Vultures carve lazy circles in the sky as a stream of tourists marches down a walkway into Colorado’s Spruce Canyon. Watching their steps, the visitors file along a series of switchbacks leading to one of the more improbable villages in North America — a warren of living quarters, storage rooms, defensive towers and ceremonial spaces all tucked into a large cleft in the face of a cliff.
When ancient farmers built these structures around the year 1200, they had nothing like the modern machinery that constructed the tourist walkway. Instead, the residents had to haul thousands of tonnes of sandstone blocks, cut timber and other materials down precarious paths to build the settlement, known as Spruce Tree House, in Mesa Verde National Park.

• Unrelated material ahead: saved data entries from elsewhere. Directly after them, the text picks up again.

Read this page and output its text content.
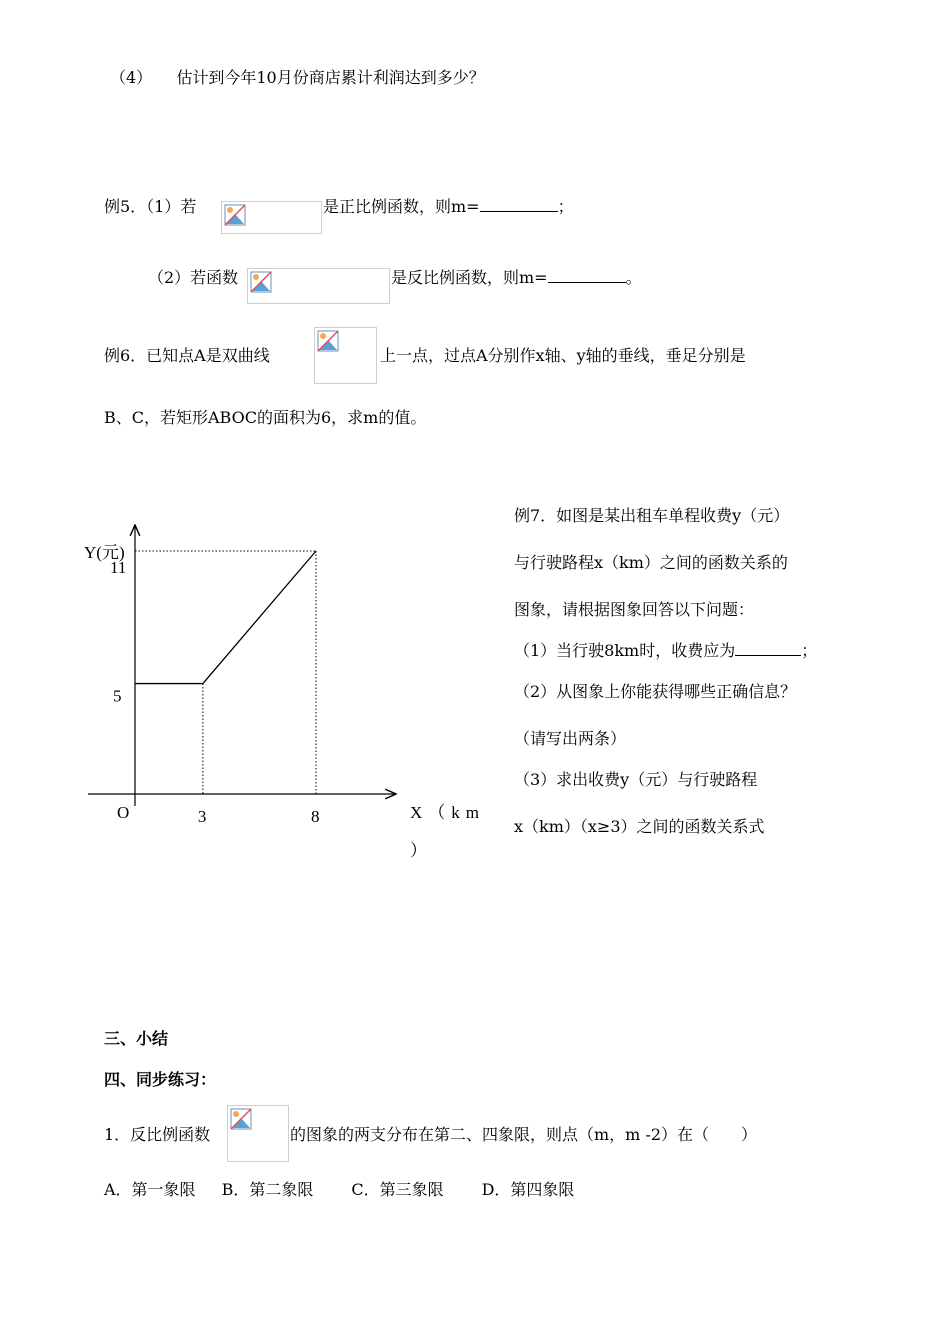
（4） 估计到今年10月份商店累计利润达到多少？
例5．（1）若	是正比例函数，则m=	；
（2）若函数	是反比例函数，则m=	。
例6．已知点A是双曲线	上一点，过点A分别作x轴、y轴的垂线，垂足分别是
B、C，若矩形ABOC的面积为6，求m的值。
Y(元)
O	X（km
）
3	8
5
11
例7．如图是某出租车单程收费y（元）
与行驶路程x（km）之间的函数关系的
图象，请根据图象回答以下问题：
（1）当行驶8km时，收费应为	；
（2）从图象上你能获得哪些正确信息？
（请写出两条）
（3）求出收费y（元）与行驶路程
x（km）（x≥3）之间的函数关系式
三、小结
四、同步练习：
1．反比例函数	的图象的两支分布在第二、四象限，则点（m，m -2）在（　　）
A．第一象限 B．第二象限 C．第三象限 D．第四象限
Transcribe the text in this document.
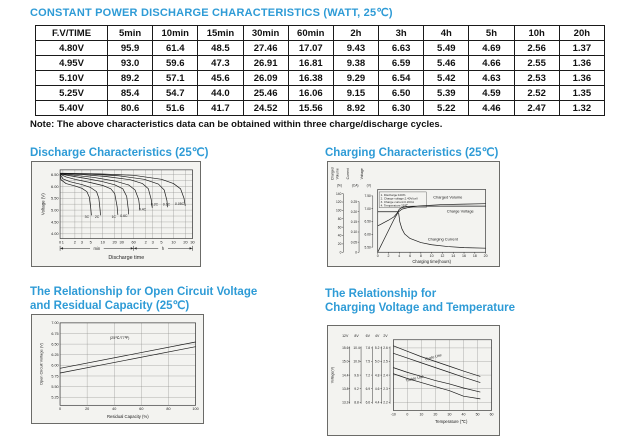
CONSTANT POWER DISCHARGE CHARACTERISTICS (WATT, 25℃)
F.V/TIME	5min	10min	15min	30min	60min	2h	3h	4h	5h	10h	20h
4.80V	95.9	61.4	48.5	27.46	17.07	9.43	6.63	5.49	4.69	2.56	1.37
4.95V	93.0	59.6	47.3	26.91	16.81	9.38	6.59	5.46	4.66	2.55	1.36
5.10V	89.2	57.1	45.6	26.09	16.38	9.29	6.54	5.42	4.63	2.53	1.36
5.25V	85.4	54.7	44.0	25.46	16.06	9.15	6.50	5.39	4.59	2.52	1.35
5.40V	80.6	51.6	41.7	24.52	15.56	8.92	6.30	5.22	4.46	2.47	1.32
Note: The above characteristics data can be obtained within three charge/discharge cycles.
Discharge Characteristics (25℃)	Charging Characteristics (25℃)
The Relationship for Open Circuit Voltage
and Residual Capacity (25℃)
The Relationship for
Charging Voltage and Temperature
6.50
6.00
5.50
5.00
4.50
4.00
Voltage (V)
0 1 2 3 5 10 20 30 60 2 3 5 10 20 30
min	h
Discharge time
3C 2C	1C 0.6C
0.4C
0.2C 0.1C 0.05C
140
120
100
80
60
40
20
0
Charged Volume
(%)
0.25
0.20
0.15
0.10
0.05
0
Current
(CA)
7.50
7.00
6.50
6.00
5.50
Voltage
(V)
0 2 4 6 8 10 12 14 16 18 20
Charging time(hours)
1. Discharge:100%
2. Charge voltage:2.40V/cell
3. Charge current:0.20CA
4. Temperature:25℃
Charged Volume
Charge Voltage
Charging Current
7.00
6.75
6.50
6.25
6.00
5.75
5.50
5.25
0	20	40	60	80	100
Open Circuit Voltage (V)
Residual Capacity (%)
(25℃/77℉)
Voltage(V)
12V
15.6
15.0
14.4
13.8
13.2
8V
10.4
10.0
9.6
9.2
8.8
6V
7.8
7.5
7.2
6.9
6.6
4V
5.2
5.0
4.8
4.6
4.4
2V
2.6
2.5
2.4
2.3
2.2
-10	0	10	20	30	40	50	60
Temperature (℃)
Cycle Use
Trickle Use
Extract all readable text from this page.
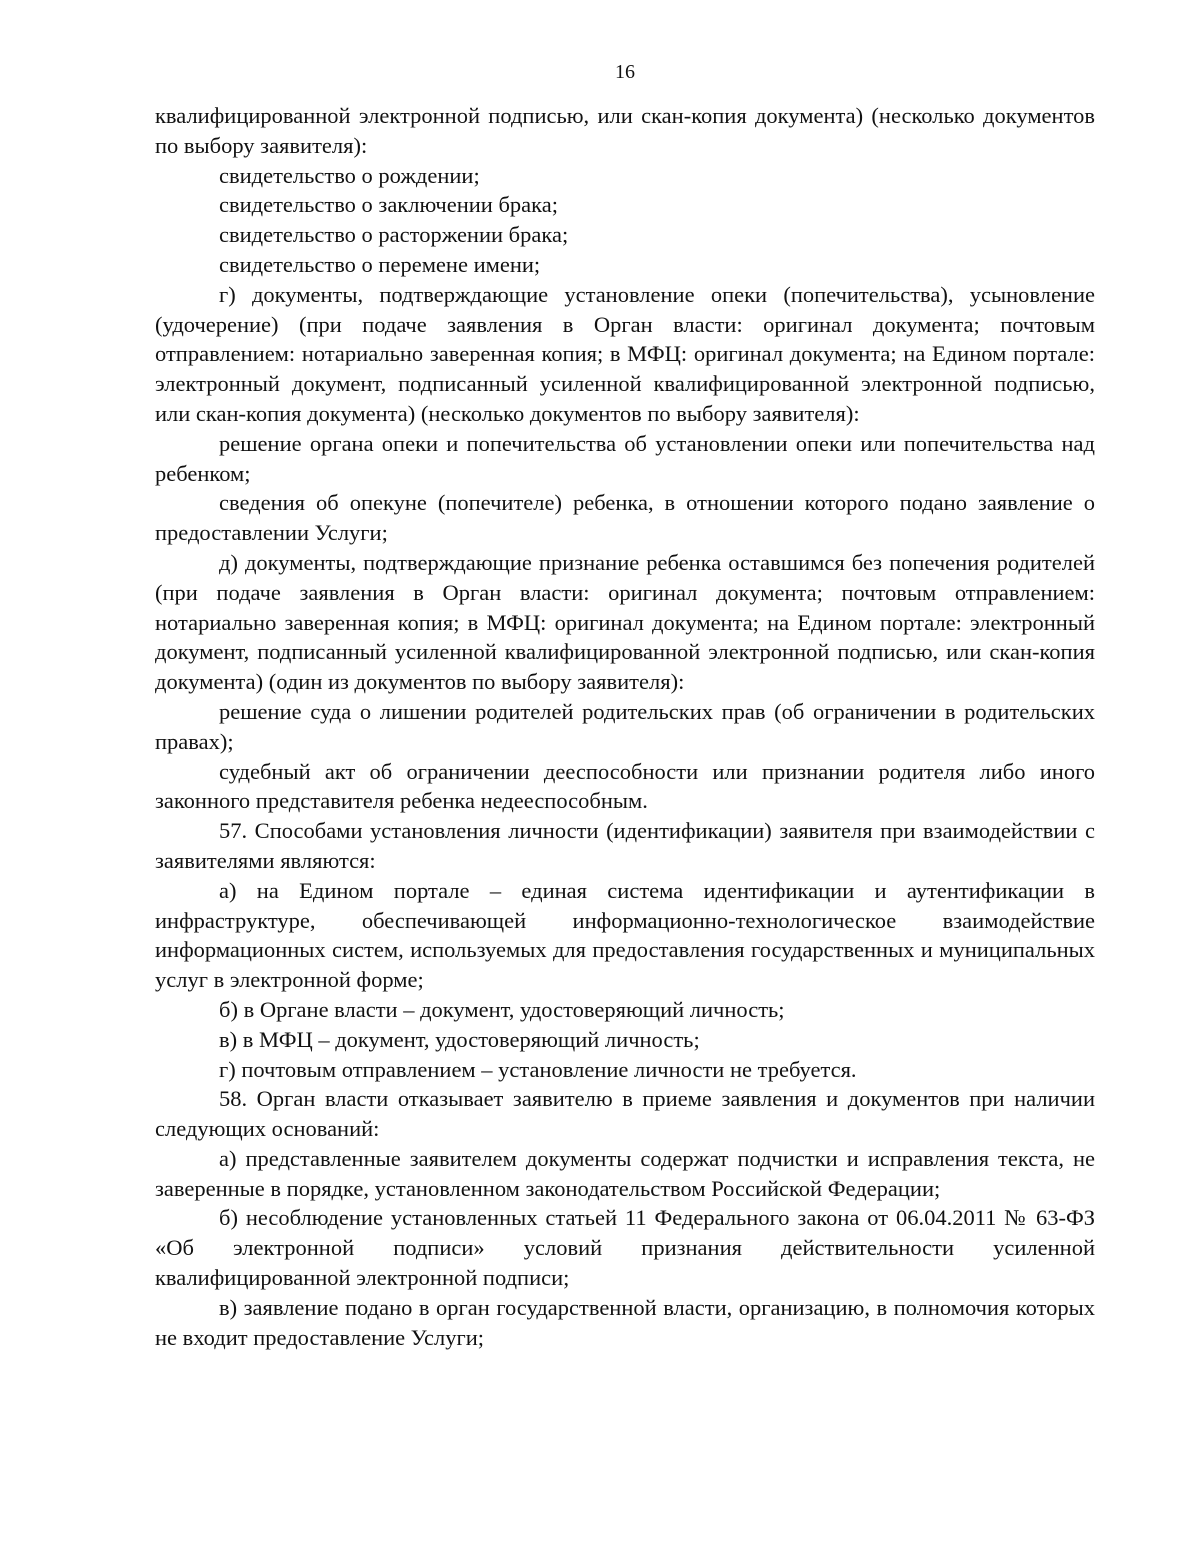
16

квалифицированной электронной подписью, или скан-копия документа) (несколько документов по выбору заявителя):

свидетельство о рождении;

свидетельство о заключении брака;

свидетельство о расторжении брака;

свидетельство о перемене имени;

г) документы, подтверждающие установление опеки (попечительства), усыновление (удочерение) (при подаче заявления в Орган власти: оригинал документа; почтовым отправлением: нотариально заверенная копия; в МФЦ: оригинал документа; на Едином портале: электронный документ, подписанный усиленной квалифицированной электронной подписью, или скан-копия документа) (несколько документов по выбору заявителя):

решение органа опеки и попечительства об установлении опеки или попечительства над ребенком;

сведения об опекуне (попечителе) ребенка, в отношении которого подано заявление о предоставлении Услуги;

д) документы, подтверждающие признание ребенка оставшимся без попечения родителей (при подаче заявления в Орган власти: оригинал документа; почтовым отправлением: нотариально заверенная копия; в МФЦ: оригинал документа; на Едином портале: электронный документ, подписанный усиленной квалифицированной электронной подписью, или скан-копия документа) (один из документов по выбору заявителя):

решение суда о лишении родителей родительских прав (об ограничении в родительских правах);

судебный акт об ограничении дееспособности или признании родителя либо иного законного представителя ребенка недееспособным.

57. Способами установления личности (идентификации) заявителя при взаимодействии с заявителями являются:

а) на Едином портале – единая система идентификации и аутентификации в инфраструктуре, обеспечивающей информационно-технологическое взаимодействие информационных систем, используемых для предоставления государственных и муниципальных услуг в электронной форме;

б) в Органе власти – документ, удостоверяющий личность;

в) в МФЦ – документ, удостоверяющий личность;

г) почтовым отправлением – установление личности не требуется.

58. Орган власти отказывает заявителю в приеме заявления и документов при наличии следующих оснований:

а) представленные заявителем документы содержат подчистки и исправления текста, не заверенные в порядке, установленном законодательством Российской Федерации;

б) несоблюдение установленных статьей 11 Федерального закона от 06.04.2011 № 63-ФЗ «Об электронной подписи» условий признания действительности усиленной квалифицированной электронной подписи;

в) заявление подано в орган государственной власти, организацию, в полномочия которых не входит предоставление Услуги;
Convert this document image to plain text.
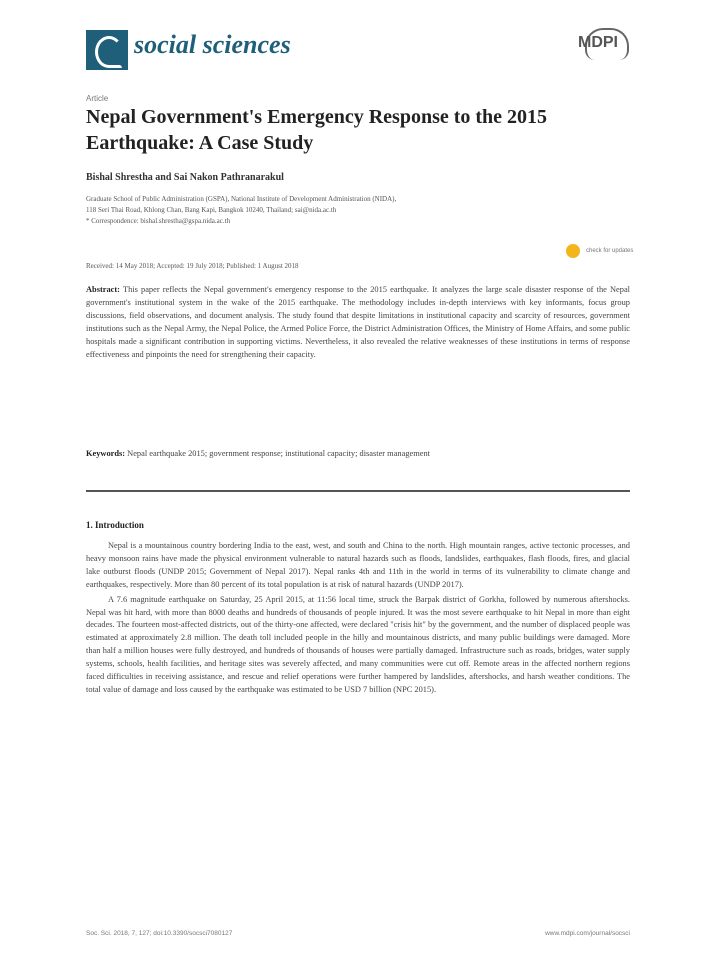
social sciences	MDPI
Article
Nepal Government's Emergency Response to the 2015 Earthquake: A Case Study
Bishal Shrestha and Sai Nakon Pathranarakul
Graduate School of Public Administration (GSPA), National Institute of Development Administration (NIDA),
118 Seri Thai Road, Khlong Chan, Bang Kapi, Bangkok 10240, Thailand; sai@nida.ac.th
* Correspondence: bishal.shrestha@gspa.nida.ac.th
check for updates
Received: 14 May 2018; Accepted: 19 July 2018; Published: 1 August 2018
Abstract: This paper reflects the Nepal government's emergency response to the 2015 earthquake. It analyzes the large scale disaster response of the Nepal government's institutional system in the wake of the 2015 earthquake. The methodology includes in-depth interviews with key informants, focus group discussions, field observations, and document analysis. The study found that despite limitations in institutional capacity and scarcity of resources, government institutions such as the Nepal Army, the Nepal Police, the Armed Police Force, the District Administration Offices, the Ministry of Home Affairs, and some public hospitals made a significant contribution in supporting victims. Nevertheless, it also revealed the relative weaknesses of these institutions in terms of response effectiveness and pinpoints the need for strengthening their capacity.
Keywords: Nepal earthquake 2015; government response; institutional capacity; disaster management
1. Introduction

Nepal is a mountainous country bordering India to the east, west, and south and China to the north. High mountain ranges, active tectonic processes, and heavy monsoon rains have made the physical environment vulnerable to natural hazards such as floods, landslides, earthquakes, flash floods, fires, and glacial lake outburst floods (UNDP 2015; Government of Nepal 2017). Nepal ranks 4th and 11th in the world in terms of its vulnerability to climate change and earthquakes, respectively. More than 80 percent of its total population is at risk of natural hazards (UNDP 2017).

A 7.6 magnitude earthquake on Saturday, 25 April 2015, at 11:56 local time, struck the Barpak district of Gorkha, followed by numerous aftershocks. Nepal was hit hard, with more than 8000 deaths and hundreds of thousands of people injured. It was the most severe earthquake to hit Nepal in more than eight decades. The fourteen most-affected districts, out of the thirty-one affected, were declared "crisis hit" by the government, and the number of displaced people was estimated at approximately 2.8 million. The death toll included people in the hilly and mountainous districts, and many public buildings were damaged. More than half a million houses were fully destroyed, and hundreds of thousands of houses were partially damaged. Infrastructure such as roads, bridges, water supply systems, schools, health facilities, and heritage sites was severely affected, and many communities were cut off. Remote areas in the affected northern regions faced difficulties in receiving assistance, and rescue and relief operations were further hampered by landslides, aftershocks, and harsh weather conditions. The total value of damage and loss caused by the earthquake was estimated to be USD 7 billion (NPC 2015).

Soc. Sci. 2018, 7, 127; doi:10.3390/socsci7080127	www.mdpi.com/journal/socsci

“Why would people live here? That’s an important question. It’s not an easy place to reach,” says Donna Glowacki, an archaeologist now at the University of Notre Dame in Indiana, as she walks among the ruins. Even more perplexing is what happened after they settled there. The villagers occupied their cliffside houses for just a short time before everyone suddenly picked up and left. So did all the other farmers living in the Four Corners region of the American Southwest, where the modern states of Colorado, New Mexico, Utah and Arizona meet.
All together, nearly 30,000 people disappeared from this area between the mid-1200s and 1285, making it one of the greatest vanishing acts documented in human history. What had been one of the most populous parts of North America became almost instantly a ghost land. Archaeologists have long puzzled over what drove these farmers, the ancestors of the Pueblo people, from their homes and fields.